If or some reason, you wish to only save the output like summary(mod3) above, then you can either save your results output by using sink()

#### ----  New analyses that were NOT already part of the container  -------
sink('new_analyses_output.txt')
# Fit the mixed-effects model using lme4
mod3 <- lme(lgvegf ~ time * (agem * dxgroup + gender) , random = ~ time | subnum, data = complete_data)

# Print model summary
summary(mod3)
print('analyses completed')
sink()

Next, you can copy the txt file output from the container to your local machine.
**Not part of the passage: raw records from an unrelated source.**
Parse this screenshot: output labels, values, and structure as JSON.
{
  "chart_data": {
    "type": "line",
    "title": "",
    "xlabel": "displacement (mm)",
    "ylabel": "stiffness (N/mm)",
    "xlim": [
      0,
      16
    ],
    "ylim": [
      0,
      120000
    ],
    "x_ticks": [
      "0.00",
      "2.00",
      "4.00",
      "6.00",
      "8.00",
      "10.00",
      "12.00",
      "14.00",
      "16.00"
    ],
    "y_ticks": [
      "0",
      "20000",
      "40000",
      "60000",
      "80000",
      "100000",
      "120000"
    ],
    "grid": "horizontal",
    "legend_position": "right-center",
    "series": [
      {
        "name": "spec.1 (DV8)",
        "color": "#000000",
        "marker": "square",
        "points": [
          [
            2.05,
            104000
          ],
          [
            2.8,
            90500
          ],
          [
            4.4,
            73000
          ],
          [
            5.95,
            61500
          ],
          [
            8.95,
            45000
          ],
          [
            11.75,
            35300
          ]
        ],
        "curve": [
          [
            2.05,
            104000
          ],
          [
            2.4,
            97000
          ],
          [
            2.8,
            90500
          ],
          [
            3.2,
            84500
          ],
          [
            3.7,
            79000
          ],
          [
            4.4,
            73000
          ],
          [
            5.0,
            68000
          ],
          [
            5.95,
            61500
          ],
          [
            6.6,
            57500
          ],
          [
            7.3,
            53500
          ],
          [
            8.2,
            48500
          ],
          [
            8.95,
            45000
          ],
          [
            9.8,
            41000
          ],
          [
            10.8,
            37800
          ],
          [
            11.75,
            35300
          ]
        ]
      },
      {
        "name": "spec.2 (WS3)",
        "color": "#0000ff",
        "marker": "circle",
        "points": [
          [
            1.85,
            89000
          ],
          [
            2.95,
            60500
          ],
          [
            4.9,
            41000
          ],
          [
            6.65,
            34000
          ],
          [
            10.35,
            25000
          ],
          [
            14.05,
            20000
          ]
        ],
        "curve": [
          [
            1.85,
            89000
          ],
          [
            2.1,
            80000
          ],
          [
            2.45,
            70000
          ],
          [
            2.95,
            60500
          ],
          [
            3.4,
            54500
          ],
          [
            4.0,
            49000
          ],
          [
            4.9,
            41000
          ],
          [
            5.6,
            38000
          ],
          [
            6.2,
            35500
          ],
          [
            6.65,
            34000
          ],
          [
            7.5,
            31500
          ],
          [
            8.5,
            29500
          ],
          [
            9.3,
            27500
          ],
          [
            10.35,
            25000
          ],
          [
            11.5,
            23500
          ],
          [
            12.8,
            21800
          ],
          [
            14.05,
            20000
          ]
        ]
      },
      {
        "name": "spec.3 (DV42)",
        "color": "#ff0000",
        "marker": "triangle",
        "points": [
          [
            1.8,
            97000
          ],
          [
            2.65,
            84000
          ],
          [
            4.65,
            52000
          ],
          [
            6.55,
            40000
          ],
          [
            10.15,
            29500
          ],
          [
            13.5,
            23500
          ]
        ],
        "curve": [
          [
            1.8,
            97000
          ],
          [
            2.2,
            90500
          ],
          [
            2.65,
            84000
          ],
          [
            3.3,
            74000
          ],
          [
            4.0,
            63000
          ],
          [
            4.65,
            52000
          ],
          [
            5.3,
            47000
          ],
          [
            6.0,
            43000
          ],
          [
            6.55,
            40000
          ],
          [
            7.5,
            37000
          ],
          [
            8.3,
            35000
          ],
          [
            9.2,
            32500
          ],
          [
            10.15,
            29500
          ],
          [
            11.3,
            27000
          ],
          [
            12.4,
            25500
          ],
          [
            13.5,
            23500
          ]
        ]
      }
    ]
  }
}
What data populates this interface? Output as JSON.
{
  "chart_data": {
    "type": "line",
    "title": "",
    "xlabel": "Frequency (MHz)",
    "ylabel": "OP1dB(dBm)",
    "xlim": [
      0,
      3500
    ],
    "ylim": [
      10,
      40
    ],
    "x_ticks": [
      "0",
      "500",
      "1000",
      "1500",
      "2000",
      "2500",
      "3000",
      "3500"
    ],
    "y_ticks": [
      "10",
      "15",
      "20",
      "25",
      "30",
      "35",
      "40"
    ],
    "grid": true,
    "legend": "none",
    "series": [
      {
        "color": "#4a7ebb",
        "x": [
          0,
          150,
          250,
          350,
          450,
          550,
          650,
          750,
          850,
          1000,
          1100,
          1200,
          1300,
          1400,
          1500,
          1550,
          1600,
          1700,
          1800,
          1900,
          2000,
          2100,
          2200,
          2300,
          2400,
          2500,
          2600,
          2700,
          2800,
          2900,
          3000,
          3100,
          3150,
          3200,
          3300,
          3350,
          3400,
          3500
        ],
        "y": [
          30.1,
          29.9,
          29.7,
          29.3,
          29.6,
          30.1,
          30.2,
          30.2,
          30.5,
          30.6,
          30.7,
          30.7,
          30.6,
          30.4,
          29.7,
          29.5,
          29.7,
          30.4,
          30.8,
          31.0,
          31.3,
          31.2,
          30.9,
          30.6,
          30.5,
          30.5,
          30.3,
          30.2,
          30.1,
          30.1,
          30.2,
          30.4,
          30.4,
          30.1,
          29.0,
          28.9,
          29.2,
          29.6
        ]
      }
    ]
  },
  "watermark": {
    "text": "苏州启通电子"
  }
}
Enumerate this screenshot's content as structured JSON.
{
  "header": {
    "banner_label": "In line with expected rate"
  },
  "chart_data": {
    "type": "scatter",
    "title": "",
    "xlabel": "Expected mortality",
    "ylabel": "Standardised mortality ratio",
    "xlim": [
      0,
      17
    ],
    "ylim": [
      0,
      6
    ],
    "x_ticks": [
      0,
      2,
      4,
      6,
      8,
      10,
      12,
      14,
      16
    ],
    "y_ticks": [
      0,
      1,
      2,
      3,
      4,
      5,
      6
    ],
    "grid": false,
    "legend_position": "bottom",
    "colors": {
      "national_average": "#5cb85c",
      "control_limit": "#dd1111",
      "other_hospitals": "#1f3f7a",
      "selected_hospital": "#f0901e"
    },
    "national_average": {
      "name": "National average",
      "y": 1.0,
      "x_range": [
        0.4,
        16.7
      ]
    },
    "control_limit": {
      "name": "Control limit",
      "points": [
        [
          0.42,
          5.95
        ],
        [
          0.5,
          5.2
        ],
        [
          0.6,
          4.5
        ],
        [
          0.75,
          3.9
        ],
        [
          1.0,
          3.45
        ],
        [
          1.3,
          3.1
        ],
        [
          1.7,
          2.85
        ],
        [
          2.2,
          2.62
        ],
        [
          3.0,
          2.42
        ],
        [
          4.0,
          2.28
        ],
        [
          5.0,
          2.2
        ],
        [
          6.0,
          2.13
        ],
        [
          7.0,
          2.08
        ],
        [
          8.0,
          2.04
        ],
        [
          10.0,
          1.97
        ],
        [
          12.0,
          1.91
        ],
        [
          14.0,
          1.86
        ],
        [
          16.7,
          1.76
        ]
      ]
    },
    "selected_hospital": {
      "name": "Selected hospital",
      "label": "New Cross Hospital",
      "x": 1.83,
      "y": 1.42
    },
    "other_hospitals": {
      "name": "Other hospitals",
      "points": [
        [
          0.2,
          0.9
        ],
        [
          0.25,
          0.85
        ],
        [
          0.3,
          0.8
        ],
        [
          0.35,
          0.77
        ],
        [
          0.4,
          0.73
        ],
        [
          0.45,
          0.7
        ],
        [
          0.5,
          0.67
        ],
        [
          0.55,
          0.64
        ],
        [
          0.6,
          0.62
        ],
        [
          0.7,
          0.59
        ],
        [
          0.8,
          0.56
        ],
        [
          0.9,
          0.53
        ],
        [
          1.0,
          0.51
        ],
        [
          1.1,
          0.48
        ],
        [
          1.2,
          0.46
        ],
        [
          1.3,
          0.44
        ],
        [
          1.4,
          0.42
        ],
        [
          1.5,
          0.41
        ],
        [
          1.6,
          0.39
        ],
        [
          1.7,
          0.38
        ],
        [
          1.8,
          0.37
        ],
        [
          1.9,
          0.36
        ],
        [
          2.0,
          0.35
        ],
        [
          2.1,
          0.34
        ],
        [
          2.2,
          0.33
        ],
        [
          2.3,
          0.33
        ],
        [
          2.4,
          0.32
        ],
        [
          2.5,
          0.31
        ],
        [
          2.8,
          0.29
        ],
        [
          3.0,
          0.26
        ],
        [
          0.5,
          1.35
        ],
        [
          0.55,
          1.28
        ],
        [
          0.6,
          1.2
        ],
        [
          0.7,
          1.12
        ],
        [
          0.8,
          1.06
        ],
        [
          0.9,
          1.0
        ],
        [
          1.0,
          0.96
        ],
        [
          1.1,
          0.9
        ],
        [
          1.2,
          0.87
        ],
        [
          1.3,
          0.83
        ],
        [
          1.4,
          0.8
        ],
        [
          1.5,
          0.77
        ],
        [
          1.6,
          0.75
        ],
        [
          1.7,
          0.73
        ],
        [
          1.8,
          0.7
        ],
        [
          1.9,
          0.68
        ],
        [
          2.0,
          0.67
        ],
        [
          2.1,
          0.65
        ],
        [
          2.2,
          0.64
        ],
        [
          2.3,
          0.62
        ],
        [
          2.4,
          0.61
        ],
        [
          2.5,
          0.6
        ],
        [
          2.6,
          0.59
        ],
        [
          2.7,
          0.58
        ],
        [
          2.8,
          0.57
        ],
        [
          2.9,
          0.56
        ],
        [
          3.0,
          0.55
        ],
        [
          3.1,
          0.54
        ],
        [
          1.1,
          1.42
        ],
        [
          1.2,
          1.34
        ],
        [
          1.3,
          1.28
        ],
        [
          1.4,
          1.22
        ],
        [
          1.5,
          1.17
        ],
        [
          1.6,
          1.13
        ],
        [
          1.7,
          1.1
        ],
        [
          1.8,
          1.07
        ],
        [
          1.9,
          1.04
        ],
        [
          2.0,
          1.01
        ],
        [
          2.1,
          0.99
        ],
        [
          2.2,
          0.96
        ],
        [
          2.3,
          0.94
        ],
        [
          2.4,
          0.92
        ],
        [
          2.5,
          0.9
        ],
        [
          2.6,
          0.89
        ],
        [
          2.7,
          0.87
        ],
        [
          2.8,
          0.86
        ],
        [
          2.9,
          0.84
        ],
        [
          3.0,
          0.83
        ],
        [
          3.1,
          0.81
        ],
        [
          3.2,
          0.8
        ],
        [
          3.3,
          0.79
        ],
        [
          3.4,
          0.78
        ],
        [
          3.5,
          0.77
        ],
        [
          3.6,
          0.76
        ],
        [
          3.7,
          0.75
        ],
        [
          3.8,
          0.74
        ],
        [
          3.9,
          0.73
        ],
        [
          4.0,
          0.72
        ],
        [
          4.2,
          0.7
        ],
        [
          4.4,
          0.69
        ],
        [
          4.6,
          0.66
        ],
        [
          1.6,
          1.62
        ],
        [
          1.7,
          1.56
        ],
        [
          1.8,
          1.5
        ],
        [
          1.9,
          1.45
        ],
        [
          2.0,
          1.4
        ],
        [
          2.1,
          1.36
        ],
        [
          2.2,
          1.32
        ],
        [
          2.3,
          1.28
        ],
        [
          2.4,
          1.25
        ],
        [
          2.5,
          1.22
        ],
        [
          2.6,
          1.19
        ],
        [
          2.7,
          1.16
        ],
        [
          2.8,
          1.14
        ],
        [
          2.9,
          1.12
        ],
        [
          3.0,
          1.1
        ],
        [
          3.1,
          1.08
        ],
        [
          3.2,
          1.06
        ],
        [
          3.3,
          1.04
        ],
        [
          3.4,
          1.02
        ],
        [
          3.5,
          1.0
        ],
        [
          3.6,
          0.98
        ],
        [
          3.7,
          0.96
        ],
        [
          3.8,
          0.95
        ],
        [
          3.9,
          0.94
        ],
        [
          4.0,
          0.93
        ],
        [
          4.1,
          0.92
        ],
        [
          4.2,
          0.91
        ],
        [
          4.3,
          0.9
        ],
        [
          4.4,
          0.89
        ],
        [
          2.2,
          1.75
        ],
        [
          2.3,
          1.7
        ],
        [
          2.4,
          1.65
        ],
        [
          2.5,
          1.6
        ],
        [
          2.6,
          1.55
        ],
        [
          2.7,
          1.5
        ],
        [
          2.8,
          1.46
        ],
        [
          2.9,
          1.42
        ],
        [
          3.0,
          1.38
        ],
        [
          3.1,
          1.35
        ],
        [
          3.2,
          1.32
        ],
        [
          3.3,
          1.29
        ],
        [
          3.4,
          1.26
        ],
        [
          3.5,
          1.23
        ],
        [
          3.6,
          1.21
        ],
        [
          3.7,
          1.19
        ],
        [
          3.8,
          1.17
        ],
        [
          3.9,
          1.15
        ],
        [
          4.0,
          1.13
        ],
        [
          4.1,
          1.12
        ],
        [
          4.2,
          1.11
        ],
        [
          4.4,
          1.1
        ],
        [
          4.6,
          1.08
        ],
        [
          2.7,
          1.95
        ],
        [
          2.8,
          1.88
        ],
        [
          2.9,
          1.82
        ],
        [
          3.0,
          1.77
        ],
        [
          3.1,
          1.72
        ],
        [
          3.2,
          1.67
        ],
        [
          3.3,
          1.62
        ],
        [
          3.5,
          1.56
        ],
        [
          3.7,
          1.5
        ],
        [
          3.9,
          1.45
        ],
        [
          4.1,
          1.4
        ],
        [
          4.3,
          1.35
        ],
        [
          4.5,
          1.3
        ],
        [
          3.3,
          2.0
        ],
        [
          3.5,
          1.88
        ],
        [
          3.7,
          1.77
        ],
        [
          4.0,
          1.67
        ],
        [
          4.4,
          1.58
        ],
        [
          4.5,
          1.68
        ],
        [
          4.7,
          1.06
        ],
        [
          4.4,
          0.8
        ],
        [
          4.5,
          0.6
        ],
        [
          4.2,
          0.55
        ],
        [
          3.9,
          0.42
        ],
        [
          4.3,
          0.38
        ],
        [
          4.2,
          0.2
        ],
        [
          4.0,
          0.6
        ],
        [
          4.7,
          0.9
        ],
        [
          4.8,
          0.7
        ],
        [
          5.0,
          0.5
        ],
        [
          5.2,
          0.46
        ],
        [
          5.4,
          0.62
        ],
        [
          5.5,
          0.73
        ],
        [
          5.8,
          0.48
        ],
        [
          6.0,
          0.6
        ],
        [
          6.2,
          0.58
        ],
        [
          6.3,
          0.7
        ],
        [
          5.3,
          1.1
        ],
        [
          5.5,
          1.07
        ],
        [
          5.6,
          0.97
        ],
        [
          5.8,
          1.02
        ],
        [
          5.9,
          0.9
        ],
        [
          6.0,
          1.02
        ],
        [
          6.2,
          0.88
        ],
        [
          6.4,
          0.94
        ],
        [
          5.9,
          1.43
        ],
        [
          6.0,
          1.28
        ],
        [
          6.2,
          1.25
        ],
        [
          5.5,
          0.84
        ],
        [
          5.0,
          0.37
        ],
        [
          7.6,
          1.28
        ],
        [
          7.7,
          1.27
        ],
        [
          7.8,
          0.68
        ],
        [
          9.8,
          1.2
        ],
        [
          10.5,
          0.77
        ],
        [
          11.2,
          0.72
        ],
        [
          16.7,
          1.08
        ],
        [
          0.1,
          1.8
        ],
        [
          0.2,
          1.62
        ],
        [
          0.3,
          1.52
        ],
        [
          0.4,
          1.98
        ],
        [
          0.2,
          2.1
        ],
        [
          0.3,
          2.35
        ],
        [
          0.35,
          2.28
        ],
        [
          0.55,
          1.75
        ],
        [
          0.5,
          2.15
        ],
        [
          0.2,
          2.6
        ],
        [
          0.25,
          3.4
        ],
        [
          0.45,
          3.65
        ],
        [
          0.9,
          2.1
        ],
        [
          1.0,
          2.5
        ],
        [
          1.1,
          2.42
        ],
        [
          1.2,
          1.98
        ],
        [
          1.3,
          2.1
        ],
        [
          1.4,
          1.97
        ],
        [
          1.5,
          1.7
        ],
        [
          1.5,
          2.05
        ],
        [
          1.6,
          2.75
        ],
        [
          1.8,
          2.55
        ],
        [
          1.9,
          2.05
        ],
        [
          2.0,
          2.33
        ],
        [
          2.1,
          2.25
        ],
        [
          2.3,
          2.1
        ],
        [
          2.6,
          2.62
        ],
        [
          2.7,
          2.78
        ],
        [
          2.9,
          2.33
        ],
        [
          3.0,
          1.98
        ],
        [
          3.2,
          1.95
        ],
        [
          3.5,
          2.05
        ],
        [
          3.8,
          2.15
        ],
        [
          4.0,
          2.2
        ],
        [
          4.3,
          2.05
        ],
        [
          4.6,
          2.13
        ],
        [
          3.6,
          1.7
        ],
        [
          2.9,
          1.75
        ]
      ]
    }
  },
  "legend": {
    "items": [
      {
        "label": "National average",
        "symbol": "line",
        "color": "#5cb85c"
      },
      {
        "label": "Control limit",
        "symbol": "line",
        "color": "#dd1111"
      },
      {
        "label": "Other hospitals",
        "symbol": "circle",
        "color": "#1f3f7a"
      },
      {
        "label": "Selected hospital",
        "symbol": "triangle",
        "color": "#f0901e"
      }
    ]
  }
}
docker cp <container_id>:/path/to/container/file /path/to/local/destination
docker cp 5cb1dedcc204 :/home/rstudio/new_analyses_output.txt /new_analyses_output.txt
new_analyses_output.txt can be seen in the home/rstudio folder.
new_analyses_output.txt can be seen in the home/rstudio folder.

Save the analyses results to your local machine (image output)

You can also do the same for the plots you created. For instance, if there isn’t already a figures directory in this Docker container you can create it manually just as you would on your local machine R studio, or run dir.create('figures') :

Create a folder in your R project folder in the Docker container.
Create a folder in your R project folder in the Docker container.

Then run the code for creating a new plot:

# Create a ggplot to plot the data and fitted values
jpeg('figures/plot3.png')
ggplot(complete_data, aes(x = time, y = fitted_values, color = gender, linetype = dxgroup)) +
  geom_point(size = 0.9) +  # Add points for the observed data
  geom_smooth(method = "lm", se = TRUE) +  # Add regression line without confidence interval
  labs(x = "Time", y = "Predicted lgvegf", color = "dxgroup") +  # Labels
  theme_minimal()  # Theme
dev.off()
plot3.png is now in the figures folder
plot3.png is now in the figures folder
🚨
Creating a folder manually is generally discouraged for several reasons, such as the risk of data loss or corruption during the export process, the challenge of managing folders/data without proper version control, and the potential for increased consumption of system resources. However, I decided to show hhe process using point-and-click illustrations of navigating the rstudio server, here because, as scientists, our focus is typically on applying the correct analysis technique to the subject of study, rather than mastering a tool like Docker. The above point-and-click illustrations serve as an intuitive guide for navigating the Docker and Rstudio server environment.